There is some reason to suppose that attitudes about marriage could, in fact, be catching. The phenomenon known as “social contagion” lies at the heart of an increasingly prominent line of research on how our behavior and emotions affect the people we know. One famous example dates from 2008, when James H. Fowler and Nicholas A. Christakis published a study showing that happiness “spreads” through social networks. They arrived at this conclusion via an ingenious crunching of data from a long-running medical study involving thousands of interconnected residents—and their children, and later their grandchildren—in Framingham, Massachusetts. “Emotional states can be transferred directly from one individual to another,” they found, across three degrees of separation. Other studies have shown that obesity, smoking habits, and school performance may also be catching.
Most relevant, in a working paper that is under submission to a sociology journal, the Brown University political scientist Rose McDermott, along with her co-authors, Fowler and Christakis, has identified a contagion effect for divorce. Divorce, she found, can spread among friends. She told me that she also suspects that tending to the marriages of friends can help preserve your own. McDermott says she readily sees how marriage could itself be contagious. Intriguingly, some of the Scandinavian countries where same-sex unions have been legal for a decade or more have seen a rise, not a fall, in marriage rates. In response to conservative arguments that same-sex marriage had driven a stake through the heart of marriage in northern Europe, the Yale University law professor William N. Eskridge Jr. and Darren Spedale in 2006 published an analysis showing that in the decade since same-sex partnerships became legal, heterosexual marriage rates had increased 10.7 percent in Denmark, 12.7 percent in Norway, and 28.8 percent in Sweden. Divorce rates had dropped in all three countries. Although there was no way to prove cause and effect, the authors allowed, you could safely say that marriage had not been harmed.
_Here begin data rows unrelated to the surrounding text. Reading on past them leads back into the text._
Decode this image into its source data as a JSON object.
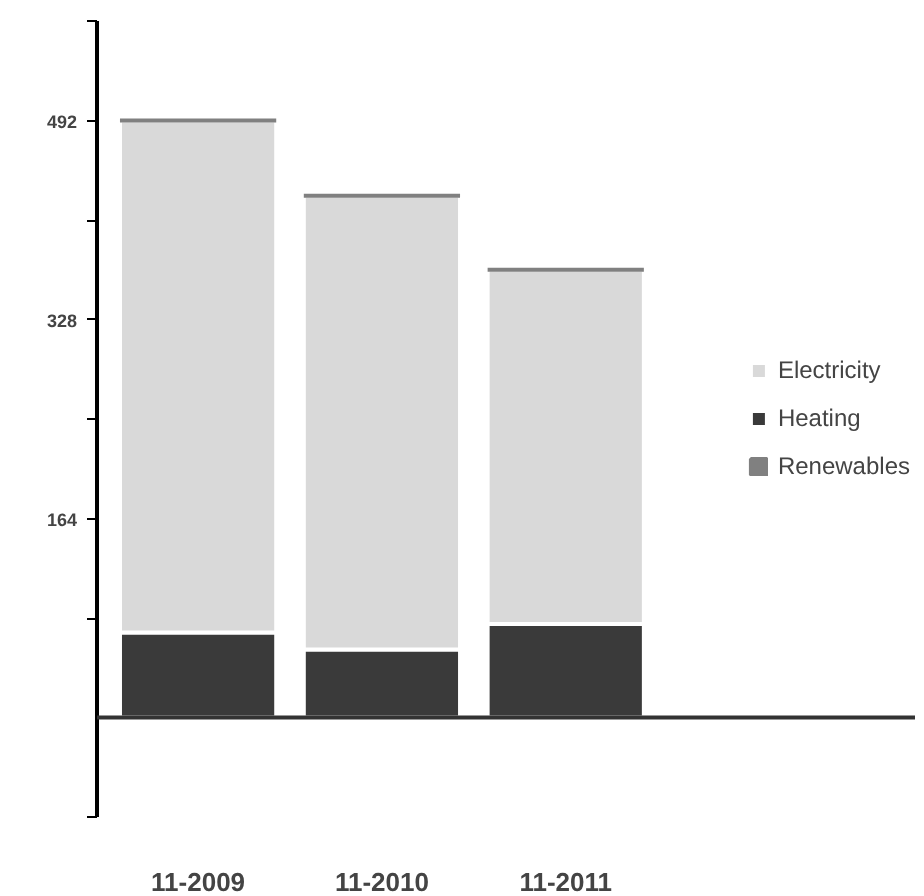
{
  "chart_data": {
    "type": "bar",
    "stacked": true,
    "categories": [
      "11-2009",
      "11-2010",
      "11-2011"
    ],
    "series": [
      {
        "name": "Heating",
        "color": "#3a3a3a",
        "values": [
          70,
          56,
          77
        ]
      },
      {
        "name": "Electricity",
        "color": "#d9d9d9",
        "values": [
          422,
          374,
          292
        ]
      },
      {
        "name": "Renewables",
        "color": "#808080",
        "values": [
          0,
          0,
          0
        ]
      }
    ],
    "ylim": [
      -82,
      574
    ],
    "yticks": [
      {
        "value": -82,
        "label": null
      },
      {
        "value": 82,
        "label": null
      },
      164,
      {
        "value": 246,
        "label": null
      },
      328,
      {
        "value": 410,
        "label": null
      },
      492,
      {
        "value": 574,
        "label": null
      }
    ],
    "ref_lines": [
      {
        "axis": "y",
        "value": 0,
        "label": null
      }
    ],
    "legend": "right",
    "grid": false
  }
}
So let’s suppose for a moment that marital behavior is catching. How, exactly, might it spread? I found one possible vector of contagion inside the Washington National Cathedral, a neo-Gothic landmark that towers watchfully over the Washington, D.C., skyline. The seat of the bishop of an Episcopal diocese that includes D.C. and parts of Maryland, the cathedral is a symbol of American religious life, and strives to provide a spiritual home for the nation, frequently hosting interfaith events and programs. Presiding over it is the Very Reverend Gary Hall, an Episcopal priest and the cathedral’s dean. Earlier this year, Hall announced that the cathedral would conduct same-sex weddings, a declaration that attracted more attention than he expected. Only people closely involved with the church and graduates of the private schools on its grounds can marry there. Even so, it is an influential venue, and Hall used the occasion to argue that same-sex couples offer an image of “radical” equality that straight couples can profitably emulate. He believes, moreover, that their example can be communicated through intermediaries like him: ministers and counselors gleaning insights from same-sex couples, and transmitting them, as it were, to straight ones. Hall says that counseling same-sex couples in preparation for their ceremonies has already altered the way he counsels men and women.